Dans l’est de la République démocratique du Congo, en proie à l’insécurité et sous le contrôle partiel du groupe rebelle M23, des dizaines de milliers d’élèves ont entamé cette semaine les épreuves de l’examen d’État, condition indispensable pour accéder à l’université. Un effort logistique hors norme qui a nécessité une coordination inédite entre les autorités nationales et les insurgés.
L’examen d’État, organisé à l’échelle nationale, se déroule cette année dans un contexte particulièrement tendu.
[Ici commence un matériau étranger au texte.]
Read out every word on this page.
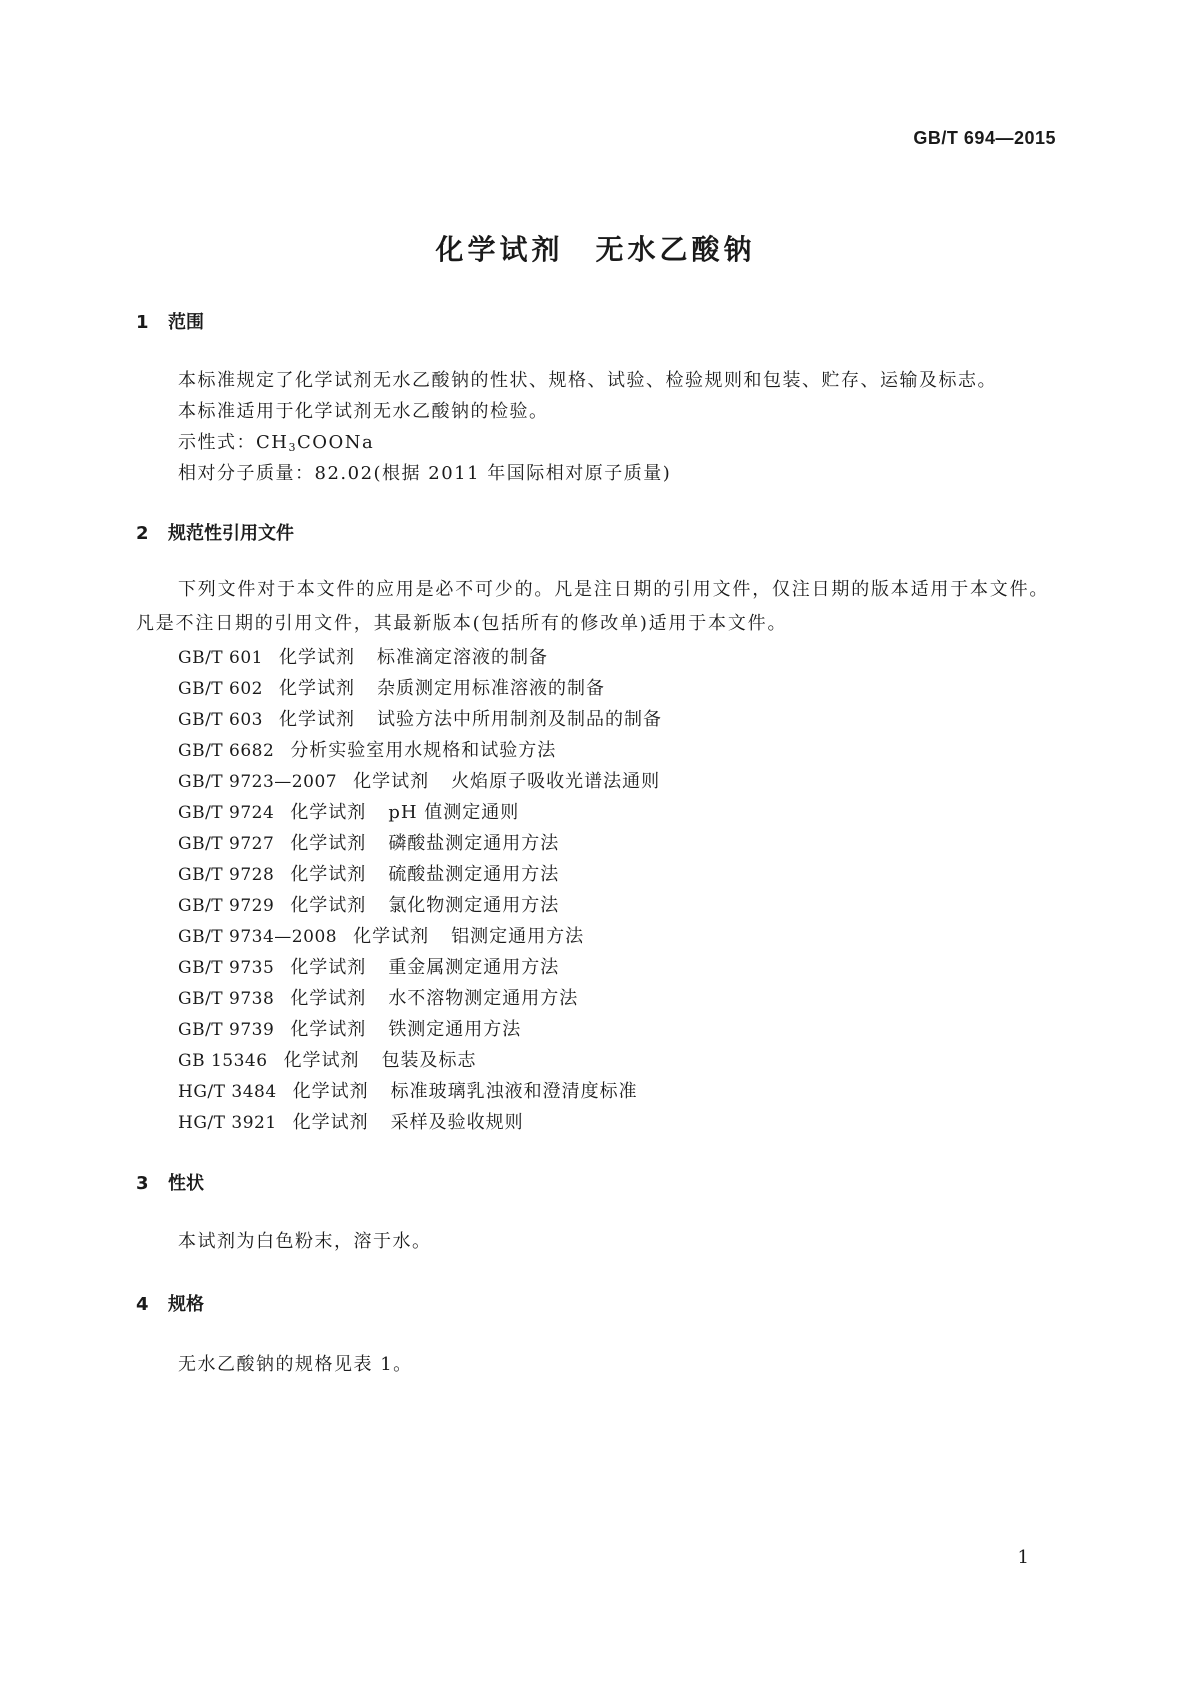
GB/T 694—2015
化学试剂　无水乙酸钠
1 范围
本标准规定了化学试剂无水乙酸钠的性状、规格、试验、检验规则和包装、贮存、运输及标志。
本标准适用于化学试剂无水乙酸钠的检验。
示性式：$CH_3COONa$
相对分子质量：82.02(根据 2011 年国际相对原子质量)
2 规范性引用文件
下列文件对于本文件的应用是必不可少的。凡是注日期的引用文件，仅注日期的版本适用于本文件。凡是不注日期的引用文件，其最新版本(包括所有的修改单)适用于本文件。
GB/T 601 化学试剂 标准滴定溶液的制备
GB/T 602 化学试剂 杂质测定用标准溶液的制备
GB/T 603 化学试剂 试验方法中所用制剂及制品的制备
GB/T 6682 分析实验室用水规格和试验方法
GB/T 9723—2007 化学试剂 火焰原子吸收光谱法通则
GB/T 9724 化学试剂 pH 值测定通则
GB/T 9727 化学试剂 磷酸盐测定通用方法
GB/T 9728 化学试剂 硫酸盐测定通用方法
GB/T 9729 化学试剂 氯化物测定通用方法
GB/T 9734—2008 化学试剂 铝测定通用方法
GB/T 9735 化学试剂 重金属测定通用方法
GB/T 9738 化学试剂 水不溶物测定通用方法
GB/T 9739 化学试剂 铁测定通用方法
GB 15346 化学试剂 包装及标志
HG/T 3484 化学试剂 标准玻璃乳浊液和澄清度标准
HG/T 3921 化学试剂 采样及验收规则
3 性状
本试剂为白色粉末，溶于水。
4 规格
无水乙酸钠的规格见表 1。
1
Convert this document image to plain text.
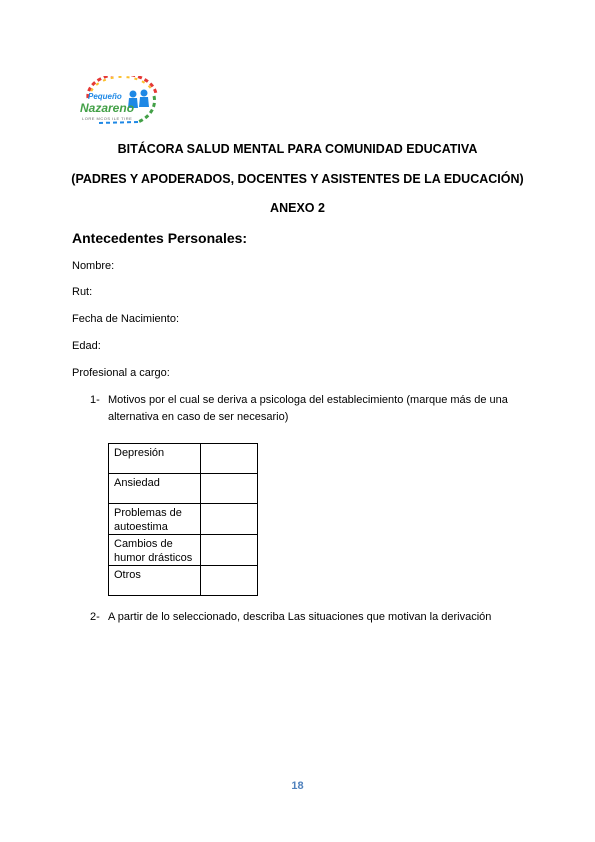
Pequeño
Nazareno
LORE MCOS ILE TIRE
BITÁCORA SALUD MENTAL PARA COMUNIDAD EDUCATIVA
(PADRES Y APODERADOS, DOCENTES Y ASISTENTES DE LA EDUCACIÓN)
ANEXO 2
Antecedentes Personales:
Nombre:
Rut:
Fecha de Nacimiento:
Edad:
Profesional a cargo:
1- Motivos por el cual se deriva a psicologa del establecimiento (marque más de una alternativa en caso de ser necesario)
Depresión	
Ansiedad	
Problemas de autoestima	
Cambios de humor drásticos	
Otros	
2- A partir de lo seleccionado, describa Las situaciones que motivan la derivación
18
Le M23, un mouvement rebelle soutenu par le Rwanda, a conquis plusieurs grandes villes de l’est du pays au cours d’une offensive lancée plus tôt cette année. Tout en poursuivant ses activités militaires, le groupe cherche désormais à démontrer sa capacité à administrer les territoires qu’il contrôle. Dans ce cadre, il a coopéré avec le gouvernement congolais pour permettre le déroulement des épreuves scolaires.
« Grâce aux efforts combinés de nos équipes et de nos partenaires, les 111 centres que nous couvrons ont été desservis », a déclaré Jean-Marie Mwayesi, responsable de l’éducation dans le Sud-Kivu. Pour garantir la sécurité et la bonne tenue des examens, les documents et fournitures ont été convoyés depuis la capitale Kinshasa, dans une opération à haut risque.
Le président Félix Tshisekedi a annoncé en mai la suppression des frais d’inscription à l’examen pour les provinces du Nord et du Sud-Kivu, estimant que la situation sécuritaire exceptionnelle imposait un tel geste. Ce coût, qui peut dépasser 40 dollars, constitue un fardeau important dans une région ravagée par les conflits et les déplacements de populations.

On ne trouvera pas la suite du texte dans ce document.